Se se estiver no oceano Antártico e se vir a água avermelhada, ao longo de poucos metros ou estendendo-se por vários quilómetros, fica-se a saber que se está perante dezenas de milhares de animais minúsculos que, provavelmente, atrairão dezenas de outros muito maiores. Trata-se de um pequeno crustáceo parecido com o camarão, cuja carapaça apresenta uma cor vermelho vivo. Como muitas espécies de água fria, cresce lentamente e tem uma vida surpreendentemente longa. Os seus ovos eclodem nas profundezas escuras do oceano Antártico e as larvas nadam durante vários dias até à superfície para se alimentarem de fitoplâncton (plâncton que realiza a fotossíntese).
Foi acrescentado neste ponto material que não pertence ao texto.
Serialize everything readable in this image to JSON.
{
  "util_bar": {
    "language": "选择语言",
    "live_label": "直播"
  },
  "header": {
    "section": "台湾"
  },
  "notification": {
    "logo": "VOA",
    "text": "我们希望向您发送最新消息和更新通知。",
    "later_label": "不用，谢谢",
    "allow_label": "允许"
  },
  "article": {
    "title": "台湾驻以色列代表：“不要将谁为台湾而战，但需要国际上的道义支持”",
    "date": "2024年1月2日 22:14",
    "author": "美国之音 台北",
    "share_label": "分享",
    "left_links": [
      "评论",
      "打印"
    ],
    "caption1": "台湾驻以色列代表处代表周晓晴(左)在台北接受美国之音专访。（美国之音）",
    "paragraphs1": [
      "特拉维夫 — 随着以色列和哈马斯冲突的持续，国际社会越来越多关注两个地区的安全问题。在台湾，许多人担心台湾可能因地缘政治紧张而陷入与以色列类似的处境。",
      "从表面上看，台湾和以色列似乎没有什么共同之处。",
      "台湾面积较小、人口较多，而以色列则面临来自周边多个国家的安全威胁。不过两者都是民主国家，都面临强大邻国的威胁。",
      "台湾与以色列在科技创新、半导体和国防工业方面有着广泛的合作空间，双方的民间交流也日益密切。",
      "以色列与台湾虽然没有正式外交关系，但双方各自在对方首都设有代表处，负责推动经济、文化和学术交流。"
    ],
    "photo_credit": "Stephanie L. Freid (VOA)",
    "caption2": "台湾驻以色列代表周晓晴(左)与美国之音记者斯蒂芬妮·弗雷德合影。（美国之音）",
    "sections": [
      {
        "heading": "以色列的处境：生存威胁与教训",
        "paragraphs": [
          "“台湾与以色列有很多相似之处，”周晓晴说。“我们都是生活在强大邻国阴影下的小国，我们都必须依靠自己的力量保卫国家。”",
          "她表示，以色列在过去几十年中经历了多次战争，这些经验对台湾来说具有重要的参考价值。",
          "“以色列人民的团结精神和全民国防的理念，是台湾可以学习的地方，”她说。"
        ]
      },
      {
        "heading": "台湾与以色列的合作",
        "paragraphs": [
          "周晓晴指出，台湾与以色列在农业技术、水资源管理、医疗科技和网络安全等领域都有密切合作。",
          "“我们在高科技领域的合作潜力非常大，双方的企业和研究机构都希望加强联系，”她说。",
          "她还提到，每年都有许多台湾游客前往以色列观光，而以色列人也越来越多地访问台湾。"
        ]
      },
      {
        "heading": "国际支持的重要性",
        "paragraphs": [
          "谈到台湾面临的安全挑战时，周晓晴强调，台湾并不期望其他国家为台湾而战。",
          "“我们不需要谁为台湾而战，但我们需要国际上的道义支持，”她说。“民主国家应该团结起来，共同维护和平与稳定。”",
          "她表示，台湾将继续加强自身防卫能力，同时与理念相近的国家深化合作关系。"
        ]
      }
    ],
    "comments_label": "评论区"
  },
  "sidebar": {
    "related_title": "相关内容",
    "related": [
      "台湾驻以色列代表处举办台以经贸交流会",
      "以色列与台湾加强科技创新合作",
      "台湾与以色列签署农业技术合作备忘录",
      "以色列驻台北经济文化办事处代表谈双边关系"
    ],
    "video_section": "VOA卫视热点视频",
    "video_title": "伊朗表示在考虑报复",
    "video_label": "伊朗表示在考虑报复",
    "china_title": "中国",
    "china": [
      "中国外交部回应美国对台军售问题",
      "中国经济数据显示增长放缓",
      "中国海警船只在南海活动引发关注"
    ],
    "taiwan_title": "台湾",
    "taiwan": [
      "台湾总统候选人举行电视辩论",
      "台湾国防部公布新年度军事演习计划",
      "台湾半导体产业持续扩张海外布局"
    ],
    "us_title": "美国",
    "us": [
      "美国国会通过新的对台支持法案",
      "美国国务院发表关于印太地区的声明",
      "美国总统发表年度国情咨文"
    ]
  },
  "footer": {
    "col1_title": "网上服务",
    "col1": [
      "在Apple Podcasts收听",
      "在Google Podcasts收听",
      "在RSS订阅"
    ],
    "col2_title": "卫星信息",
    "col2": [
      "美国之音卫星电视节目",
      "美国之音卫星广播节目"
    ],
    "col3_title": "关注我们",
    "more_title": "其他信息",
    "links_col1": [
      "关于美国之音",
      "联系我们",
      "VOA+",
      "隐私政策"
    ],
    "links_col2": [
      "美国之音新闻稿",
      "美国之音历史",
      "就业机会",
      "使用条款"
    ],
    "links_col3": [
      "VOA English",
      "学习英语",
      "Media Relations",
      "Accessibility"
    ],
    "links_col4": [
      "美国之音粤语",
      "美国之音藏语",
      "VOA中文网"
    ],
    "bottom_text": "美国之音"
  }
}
Demoram então três anos até atingirem o tamanho adulto de 5-6 cm de comprimento.
Quando a estação escura começa a instalar-se e o fitoplâncton entra em declínio, por falta de luz, o krill abranda o metabolismo e adapta a dieta, passando a consumir algas que vivem no gelo, detritos do leito marinho e até zooplâncton (plâncton de natureza animal). Mais notavelmente ainda, o krill diminui de tamanho no Inverno (decresce, afinal), operando uma regressão da fisiologia sexual, retrocedendo, de forma efectiva, à sua fase juvenil, com necessidades energéticas mais reduzidas. Esta redução de porte permite-lhe usar a proteína corporal para subsistir durante esses períodos. Com o regresso da Primavera, recupera as suas características sexuais, tornando-se plenamente maduro, a tempo da época de acasalamento.
Pinguins, peixes, focas, e lulas contam com o krill como componente substancial da dieta. No caso das baleias-de-barbas, filtradoras, como a baleia-de-bossa, a baleia-azul e a baleia-sardinheira, o krill compõe uma porção muito grande da sua alimentação. Pode haver 10 000 krill num metro cúbico de água e uma baleia-azul consegue engoli-lo todo de uma só vez. As baleias dependem tanto do krill que se concluiu que as taxas de gravidez das baleias-de-bossa mantêm uma correlação com a disponibilidade de krill na zona.
Os excrementos das baleias são ricos em ferro (proveniente do krill, de que se alimentam), nitrogénio e fósforo e, regra geral, as baleias defecam à superfície ou próximo dela. Os excrementos fertilizam a água e promovem o crescimento do fitoplâncton. O fitoplâncton alimenta o krill. Por consequência, pensa-se que a presença de mais baleias leva, na verdade, à presença de mais krill, não menos.
in: «Oceano, o último reduto selvagem», David Attenborough e Collin Butfield. Ed. Temas e Debates. 2025. 343-351 p.